Popke, an Enumclaw High School graduate, attended Green River Community College and Western Washington University where she earned a degree in communications/public relations. She worked for five years on GRCC’s main campus as the director of student activities and then ran the Enumclaw branch until she opted to stay home with her three boys and spend time volunteering at the chamber.

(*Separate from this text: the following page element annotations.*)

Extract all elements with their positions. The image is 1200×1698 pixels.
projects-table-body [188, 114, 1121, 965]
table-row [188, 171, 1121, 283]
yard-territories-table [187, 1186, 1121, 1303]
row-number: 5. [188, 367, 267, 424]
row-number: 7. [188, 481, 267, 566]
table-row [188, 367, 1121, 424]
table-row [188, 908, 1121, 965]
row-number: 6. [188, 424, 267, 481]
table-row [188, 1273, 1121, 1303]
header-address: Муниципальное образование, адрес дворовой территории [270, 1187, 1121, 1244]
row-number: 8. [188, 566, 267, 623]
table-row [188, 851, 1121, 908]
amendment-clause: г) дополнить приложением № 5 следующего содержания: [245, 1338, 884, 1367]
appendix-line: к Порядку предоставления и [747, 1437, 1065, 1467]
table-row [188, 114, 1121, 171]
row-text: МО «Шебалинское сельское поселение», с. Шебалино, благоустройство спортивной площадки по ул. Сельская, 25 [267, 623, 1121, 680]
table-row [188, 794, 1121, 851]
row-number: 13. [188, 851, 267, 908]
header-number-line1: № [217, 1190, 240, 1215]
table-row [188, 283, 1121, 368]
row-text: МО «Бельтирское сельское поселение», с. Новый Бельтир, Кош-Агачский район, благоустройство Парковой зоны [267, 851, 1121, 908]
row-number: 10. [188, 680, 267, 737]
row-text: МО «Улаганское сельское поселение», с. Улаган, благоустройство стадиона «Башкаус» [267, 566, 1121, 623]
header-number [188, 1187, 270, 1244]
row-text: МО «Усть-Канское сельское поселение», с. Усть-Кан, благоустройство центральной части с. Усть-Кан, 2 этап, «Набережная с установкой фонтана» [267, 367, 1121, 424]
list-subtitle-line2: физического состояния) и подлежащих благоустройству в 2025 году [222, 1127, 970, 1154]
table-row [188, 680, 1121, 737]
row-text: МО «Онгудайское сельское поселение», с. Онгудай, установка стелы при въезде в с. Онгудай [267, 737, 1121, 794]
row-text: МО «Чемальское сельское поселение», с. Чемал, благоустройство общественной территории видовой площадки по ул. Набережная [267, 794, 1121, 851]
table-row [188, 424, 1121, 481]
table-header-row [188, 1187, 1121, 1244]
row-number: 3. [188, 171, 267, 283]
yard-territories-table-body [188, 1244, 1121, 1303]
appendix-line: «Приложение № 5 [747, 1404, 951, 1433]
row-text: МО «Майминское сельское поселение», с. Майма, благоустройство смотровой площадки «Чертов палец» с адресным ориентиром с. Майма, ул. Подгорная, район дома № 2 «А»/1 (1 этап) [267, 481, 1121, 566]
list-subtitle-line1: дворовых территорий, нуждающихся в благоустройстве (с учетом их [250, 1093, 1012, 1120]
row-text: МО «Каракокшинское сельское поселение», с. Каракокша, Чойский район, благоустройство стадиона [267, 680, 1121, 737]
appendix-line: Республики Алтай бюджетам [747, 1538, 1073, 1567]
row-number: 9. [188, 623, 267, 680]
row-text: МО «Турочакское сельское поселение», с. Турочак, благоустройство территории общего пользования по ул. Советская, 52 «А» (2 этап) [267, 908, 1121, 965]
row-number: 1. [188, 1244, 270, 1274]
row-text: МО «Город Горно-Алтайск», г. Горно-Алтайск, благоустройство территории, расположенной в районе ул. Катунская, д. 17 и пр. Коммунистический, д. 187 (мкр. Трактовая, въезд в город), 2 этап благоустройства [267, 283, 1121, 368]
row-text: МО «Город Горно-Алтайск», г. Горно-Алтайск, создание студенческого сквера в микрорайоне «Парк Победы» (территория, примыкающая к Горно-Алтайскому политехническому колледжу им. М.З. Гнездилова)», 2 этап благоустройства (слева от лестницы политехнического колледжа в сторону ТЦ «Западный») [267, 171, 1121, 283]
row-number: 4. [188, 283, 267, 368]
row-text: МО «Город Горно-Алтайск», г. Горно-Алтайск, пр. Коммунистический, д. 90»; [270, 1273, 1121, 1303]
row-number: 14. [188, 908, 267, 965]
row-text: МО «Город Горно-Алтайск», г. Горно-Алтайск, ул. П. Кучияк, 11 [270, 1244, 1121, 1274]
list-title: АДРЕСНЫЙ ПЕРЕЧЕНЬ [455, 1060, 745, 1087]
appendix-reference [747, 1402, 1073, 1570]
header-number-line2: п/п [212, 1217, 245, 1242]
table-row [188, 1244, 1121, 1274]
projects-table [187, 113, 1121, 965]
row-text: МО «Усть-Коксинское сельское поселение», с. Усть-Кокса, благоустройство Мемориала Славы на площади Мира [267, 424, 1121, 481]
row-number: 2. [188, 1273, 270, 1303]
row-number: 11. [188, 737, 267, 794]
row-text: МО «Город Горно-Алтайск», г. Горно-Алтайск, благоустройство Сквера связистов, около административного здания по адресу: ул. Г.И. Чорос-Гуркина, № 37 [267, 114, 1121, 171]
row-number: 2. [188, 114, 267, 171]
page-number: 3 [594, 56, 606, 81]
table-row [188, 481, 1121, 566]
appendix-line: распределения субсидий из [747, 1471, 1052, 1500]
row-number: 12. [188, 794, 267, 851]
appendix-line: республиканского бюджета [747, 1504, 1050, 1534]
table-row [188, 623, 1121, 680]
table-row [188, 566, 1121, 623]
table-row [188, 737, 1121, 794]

She has most recently partnered as an independent contractor with Jacyln VanHoof to help produce the Enumclaw Street Fair, Chocolate Festival, Octoberfest and Festival of Crafts.

VanHoof will continue to organize those events. Popke will stay on and co-chair the Street Fair at this time.

Those event planning skills and those she used as part of GRCC’s capital campaign bode well for her tasks with the Foundation.

In addition to helping orchestrate the Foundation’s Holiday Fantasy fundraiser, Duck Race and a multitude of other programs, Popke will be working to formulate a comprehensive long-term fundraising plan; develop a marketing plan to provide awareness about the Foundation and its role in the community and create a donor recognition plan.

“There are still a lot of people who don’t know what we do,” Garrett said.

The Foundation continues to support the hospital – especially with funds to purchase equipment like a digital mammography machine and its $600,000 donation to the new hospital – but extends beyond those walls into the streets with programs like the monthly mobile dental unit coming to Enumclaw, and soon Buckley.

With Popke at the helm, the Foundation is preparing to launch a redesigned website and a community resource website called AskFlin, which stands for Foothills Local Information Network.

In the near future, the Foundation will host its first donor recognition event to honor the thousands of Foundation supporters.

Garrett said the move to bring Popke on board has been met with positive energy from former Foundation members and donors. Other community agencies like Auburn Youth Resources and Enumclaw Youth and Family Services leaders are stepping in to help Popke hit the ground running.

“As human services are being cut from every place there’s going to be a greater need,” Garrett said of the Foundation’s role in the community to support overall healthcare.